Brigitte Ederer ist Sprecherin des Forums Versorgungssicherheit und fordert – inmitten des Marktumbruchs der Energiewende – eine Anpassung des rechtlichen Rahmens für Netzbetreiber.

(+) plus: Frau Ederer, Sie sind im Vorjahr als Sprecherin des Forums Versorgungssicherheit angetreten. Was ist Ihre Mission?

Brigitte Ederer: Ich beschäftigte mich schon seit vielen Jahren mit den Fragen zu Infrastruktur und Versorgungssicherheit in Österreich und welche Rahmenbedingungen dafür notwendig sind. Der Verein Forum Versorgungssicherheit ist an mich herangetreten und hat mich eingeladen, diese Themen als Präsidentin und Sprecherin in die Öffentlichkeit zu tragen – was ich gerne tue.

Vielen ist nicht bewusst, wie knapp wir in der Vergangenheit, wie zum Beispiel im letzten Jahr im Jänner, an großflächigeren Netzausfällen vorbeigeschrammt sind. Wenn es aber keinen Strom gibt, dann geht in der Wirtschaft und Gesellschaft gar nichts mehr. Uns ist wichtig, dass in einer Zeit großer Veränderungen durch den Ausbau erneuerbarer Energiesysteme trotzdem Versorgungssicherheit gewährleistet wird.
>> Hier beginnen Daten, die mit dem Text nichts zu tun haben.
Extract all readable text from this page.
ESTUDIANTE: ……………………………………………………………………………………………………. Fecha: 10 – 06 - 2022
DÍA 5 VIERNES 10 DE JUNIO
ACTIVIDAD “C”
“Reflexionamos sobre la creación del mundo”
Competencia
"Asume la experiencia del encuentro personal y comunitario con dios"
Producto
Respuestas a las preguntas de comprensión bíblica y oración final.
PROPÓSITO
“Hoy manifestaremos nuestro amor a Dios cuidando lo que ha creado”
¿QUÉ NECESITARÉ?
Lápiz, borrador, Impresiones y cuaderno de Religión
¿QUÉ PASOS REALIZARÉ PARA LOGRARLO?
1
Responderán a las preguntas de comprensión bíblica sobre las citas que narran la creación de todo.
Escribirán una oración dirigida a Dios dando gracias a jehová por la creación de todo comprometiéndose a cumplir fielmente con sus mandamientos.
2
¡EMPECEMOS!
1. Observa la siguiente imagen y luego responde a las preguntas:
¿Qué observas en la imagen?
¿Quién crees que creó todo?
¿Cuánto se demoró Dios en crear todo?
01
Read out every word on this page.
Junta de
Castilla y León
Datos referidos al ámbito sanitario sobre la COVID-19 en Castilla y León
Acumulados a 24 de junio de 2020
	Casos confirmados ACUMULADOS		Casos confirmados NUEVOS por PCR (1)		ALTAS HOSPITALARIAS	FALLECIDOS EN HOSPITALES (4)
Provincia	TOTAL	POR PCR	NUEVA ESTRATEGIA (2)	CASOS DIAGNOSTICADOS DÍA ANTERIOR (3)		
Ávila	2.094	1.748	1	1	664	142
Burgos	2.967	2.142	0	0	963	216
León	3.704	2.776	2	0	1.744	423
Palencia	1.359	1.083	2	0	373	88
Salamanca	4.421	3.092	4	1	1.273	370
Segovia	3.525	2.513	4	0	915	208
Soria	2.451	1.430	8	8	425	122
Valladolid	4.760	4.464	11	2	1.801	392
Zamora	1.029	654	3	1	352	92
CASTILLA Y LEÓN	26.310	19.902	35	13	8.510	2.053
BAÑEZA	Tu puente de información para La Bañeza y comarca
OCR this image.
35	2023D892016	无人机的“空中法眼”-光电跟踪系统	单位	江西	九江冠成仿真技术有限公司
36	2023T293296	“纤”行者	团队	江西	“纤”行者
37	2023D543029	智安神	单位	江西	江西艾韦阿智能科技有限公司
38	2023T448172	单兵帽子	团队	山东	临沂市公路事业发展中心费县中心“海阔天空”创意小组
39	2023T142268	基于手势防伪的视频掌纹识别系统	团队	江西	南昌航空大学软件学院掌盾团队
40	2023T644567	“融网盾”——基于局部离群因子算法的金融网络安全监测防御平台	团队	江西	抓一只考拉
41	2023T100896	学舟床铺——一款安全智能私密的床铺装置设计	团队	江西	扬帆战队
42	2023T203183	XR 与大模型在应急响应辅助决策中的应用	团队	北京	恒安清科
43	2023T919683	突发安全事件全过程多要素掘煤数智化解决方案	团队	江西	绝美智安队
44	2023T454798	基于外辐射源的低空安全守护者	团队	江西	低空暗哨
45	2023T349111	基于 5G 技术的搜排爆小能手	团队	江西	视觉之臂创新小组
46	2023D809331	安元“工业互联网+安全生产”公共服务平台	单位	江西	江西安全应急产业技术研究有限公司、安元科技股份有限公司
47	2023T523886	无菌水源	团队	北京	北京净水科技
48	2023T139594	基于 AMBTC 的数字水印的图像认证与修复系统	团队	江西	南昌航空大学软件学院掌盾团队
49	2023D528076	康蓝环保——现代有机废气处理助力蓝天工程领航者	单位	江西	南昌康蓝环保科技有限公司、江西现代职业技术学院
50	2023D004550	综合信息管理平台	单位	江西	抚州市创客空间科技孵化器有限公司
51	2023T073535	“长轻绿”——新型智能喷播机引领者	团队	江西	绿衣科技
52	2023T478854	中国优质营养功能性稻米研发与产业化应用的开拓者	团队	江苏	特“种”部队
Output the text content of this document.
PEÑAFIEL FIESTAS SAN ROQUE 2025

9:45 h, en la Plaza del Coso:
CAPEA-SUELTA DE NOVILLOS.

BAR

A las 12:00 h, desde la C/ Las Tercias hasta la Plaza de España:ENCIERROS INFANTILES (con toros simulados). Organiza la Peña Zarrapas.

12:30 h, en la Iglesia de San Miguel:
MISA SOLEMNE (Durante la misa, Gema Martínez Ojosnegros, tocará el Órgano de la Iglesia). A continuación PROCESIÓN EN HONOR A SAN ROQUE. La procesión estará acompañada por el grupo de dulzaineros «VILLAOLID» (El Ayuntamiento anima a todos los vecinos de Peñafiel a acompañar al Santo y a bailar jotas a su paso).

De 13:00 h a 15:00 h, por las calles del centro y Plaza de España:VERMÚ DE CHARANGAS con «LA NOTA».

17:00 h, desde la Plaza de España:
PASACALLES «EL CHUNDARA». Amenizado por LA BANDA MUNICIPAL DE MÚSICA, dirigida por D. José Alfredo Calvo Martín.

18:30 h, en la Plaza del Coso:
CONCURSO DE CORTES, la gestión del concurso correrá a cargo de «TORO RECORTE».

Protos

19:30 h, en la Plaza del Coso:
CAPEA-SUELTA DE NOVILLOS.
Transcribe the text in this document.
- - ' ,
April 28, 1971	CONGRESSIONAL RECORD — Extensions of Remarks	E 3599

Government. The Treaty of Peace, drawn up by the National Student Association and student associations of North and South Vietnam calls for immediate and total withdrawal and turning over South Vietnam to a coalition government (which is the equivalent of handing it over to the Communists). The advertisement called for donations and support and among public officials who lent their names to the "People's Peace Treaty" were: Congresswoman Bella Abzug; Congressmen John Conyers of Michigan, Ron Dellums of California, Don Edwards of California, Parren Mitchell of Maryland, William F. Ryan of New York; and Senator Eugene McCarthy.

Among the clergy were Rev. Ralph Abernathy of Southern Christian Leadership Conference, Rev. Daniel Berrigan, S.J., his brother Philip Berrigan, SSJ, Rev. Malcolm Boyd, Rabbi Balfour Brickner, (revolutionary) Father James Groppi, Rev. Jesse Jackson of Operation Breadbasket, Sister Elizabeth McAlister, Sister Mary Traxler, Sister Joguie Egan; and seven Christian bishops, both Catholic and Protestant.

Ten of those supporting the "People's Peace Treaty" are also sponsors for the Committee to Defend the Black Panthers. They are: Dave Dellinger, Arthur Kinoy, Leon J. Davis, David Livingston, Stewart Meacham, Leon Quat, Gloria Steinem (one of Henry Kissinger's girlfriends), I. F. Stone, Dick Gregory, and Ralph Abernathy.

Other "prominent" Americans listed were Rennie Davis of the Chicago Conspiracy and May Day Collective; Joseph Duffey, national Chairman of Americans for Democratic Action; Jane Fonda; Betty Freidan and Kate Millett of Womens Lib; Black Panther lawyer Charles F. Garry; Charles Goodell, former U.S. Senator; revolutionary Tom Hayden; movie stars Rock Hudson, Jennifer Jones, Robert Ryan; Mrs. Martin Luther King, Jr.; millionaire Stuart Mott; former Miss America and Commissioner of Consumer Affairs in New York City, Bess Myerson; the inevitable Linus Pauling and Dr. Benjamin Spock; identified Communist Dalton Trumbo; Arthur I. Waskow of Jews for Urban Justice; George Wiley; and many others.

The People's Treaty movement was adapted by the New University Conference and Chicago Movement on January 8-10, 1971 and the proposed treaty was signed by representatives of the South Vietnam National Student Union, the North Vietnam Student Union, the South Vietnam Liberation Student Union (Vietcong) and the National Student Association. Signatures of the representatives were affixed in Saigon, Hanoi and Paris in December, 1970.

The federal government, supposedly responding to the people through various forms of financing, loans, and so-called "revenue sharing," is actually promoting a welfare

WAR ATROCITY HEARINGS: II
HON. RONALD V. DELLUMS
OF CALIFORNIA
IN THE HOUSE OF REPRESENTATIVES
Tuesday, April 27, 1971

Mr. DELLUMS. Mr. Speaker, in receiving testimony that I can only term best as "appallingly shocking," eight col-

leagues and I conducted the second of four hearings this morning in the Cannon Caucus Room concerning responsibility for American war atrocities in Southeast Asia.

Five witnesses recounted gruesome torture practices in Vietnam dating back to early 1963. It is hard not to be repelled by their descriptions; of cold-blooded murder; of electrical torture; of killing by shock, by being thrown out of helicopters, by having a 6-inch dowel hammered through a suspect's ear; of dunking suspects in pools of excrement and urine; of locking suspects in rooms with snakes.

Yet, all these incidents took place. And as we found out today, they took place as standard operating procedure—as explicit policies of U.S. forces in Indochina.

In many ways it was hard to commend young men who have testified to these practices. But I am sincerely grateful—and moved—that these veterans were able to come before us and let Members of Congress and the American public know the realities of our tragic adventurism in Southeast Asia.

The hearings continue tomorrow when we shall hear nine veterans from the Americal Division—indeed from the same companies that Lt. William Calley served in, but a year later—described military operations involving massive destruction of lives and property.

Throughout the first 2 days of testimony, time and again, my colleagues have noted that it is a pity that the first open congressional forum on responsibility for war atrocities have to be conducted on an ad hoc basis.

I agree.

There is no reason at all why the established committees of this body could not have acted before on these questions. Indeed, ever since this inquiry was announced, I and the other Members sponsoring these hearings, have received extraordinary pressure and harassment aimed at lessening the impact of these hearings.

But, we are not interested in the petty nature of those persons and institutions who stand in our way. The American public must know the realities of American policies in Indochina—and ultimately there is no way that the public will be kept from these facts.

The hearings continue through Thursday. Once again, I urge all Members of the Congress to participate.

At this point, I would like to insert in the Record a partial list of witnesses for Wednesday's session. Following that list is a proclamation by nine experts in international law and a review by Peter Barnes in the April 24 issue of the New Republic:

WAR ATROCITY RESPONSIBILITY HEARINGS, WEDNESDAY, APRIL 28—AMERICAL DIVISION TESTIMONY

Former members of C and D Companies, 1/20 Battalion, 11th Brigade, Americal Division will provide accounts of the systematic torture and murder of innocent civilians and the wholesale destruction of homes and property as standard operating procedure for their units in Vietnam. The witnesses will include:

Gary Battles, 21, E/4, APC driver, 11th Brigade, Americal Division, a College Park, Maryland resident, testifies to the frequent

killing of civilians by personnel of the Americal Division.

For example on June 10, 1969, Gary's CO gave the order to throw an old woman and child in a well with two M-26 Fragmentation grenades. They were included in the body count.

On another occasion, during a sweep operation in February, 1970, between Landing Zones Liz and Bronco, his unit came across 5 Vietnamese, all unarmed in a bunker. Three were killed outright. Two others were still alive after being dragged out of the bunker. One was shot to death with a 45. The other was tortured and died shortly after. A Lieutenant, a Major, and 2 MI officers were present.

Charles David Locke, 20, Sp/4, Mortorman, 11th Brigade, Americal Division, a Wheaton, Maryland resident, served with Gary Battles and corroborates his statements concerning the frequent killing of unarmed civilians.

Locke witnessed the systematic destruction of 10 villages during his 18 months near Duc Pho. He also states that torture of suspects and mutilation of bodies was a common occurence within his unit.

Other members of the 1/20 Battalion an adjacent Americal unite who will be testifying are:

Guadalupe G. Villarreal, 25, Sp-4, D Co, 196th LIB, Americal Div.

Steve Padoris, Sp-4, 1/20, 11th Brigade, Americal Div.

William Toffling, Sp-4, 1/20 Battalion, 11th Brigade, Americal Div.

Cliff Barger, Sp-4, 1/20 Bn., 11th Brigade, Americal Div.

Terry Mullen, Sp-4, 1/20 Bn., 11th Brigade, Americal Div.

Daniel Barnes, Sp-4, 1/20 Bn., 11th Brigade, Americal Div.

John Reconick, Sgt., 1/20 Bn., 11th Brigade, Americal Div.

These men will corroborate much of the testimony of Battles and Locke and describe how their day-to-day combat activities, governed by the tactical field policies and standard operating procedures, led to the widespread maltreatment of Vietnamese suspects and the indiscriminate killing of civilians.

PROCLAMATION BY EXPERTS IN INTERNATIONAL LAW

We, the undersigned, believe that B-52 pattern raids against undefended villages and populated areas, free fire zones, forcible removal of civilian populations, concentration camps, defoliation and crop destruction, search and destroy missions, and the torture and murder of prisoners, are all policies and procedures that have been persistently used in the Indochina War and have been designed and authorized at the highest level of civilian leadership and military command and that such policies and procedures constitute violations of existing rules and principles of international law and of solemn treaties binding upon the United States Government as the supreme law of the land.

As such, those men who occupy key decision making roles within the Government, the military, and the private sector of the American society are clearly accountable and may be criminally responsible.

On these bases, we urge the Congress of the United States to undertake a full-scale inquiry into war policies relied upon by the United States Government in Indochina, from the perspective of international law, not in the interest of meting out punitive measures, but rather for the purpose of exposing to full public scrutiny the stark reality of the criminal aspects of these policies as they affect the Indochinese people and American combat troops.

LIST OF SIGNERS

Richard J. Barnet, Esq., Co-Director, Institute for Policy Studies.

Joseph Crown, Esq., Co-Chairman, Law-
Denn eine gut funktionierende Infrastruktur ist auch gut für den Wirtschaftsstandort.

(+) plus: Die Versorgungssicherheit bei Strom ist in Österreich im Vergleich zu anderen Ländern bereits relativ hoch. Wovor sollte man sich fürchten?

Ederer: Ja, es geht gut – aber eben gerade noch. Auch wenn wir im europäischen Vergleich eine hohe Versorgungssicherheit vorweisen, kommen wir technisch gesehen immer öfter in Grenzsituationen, in denen wir ein Blackout nur knapp vermeiden können.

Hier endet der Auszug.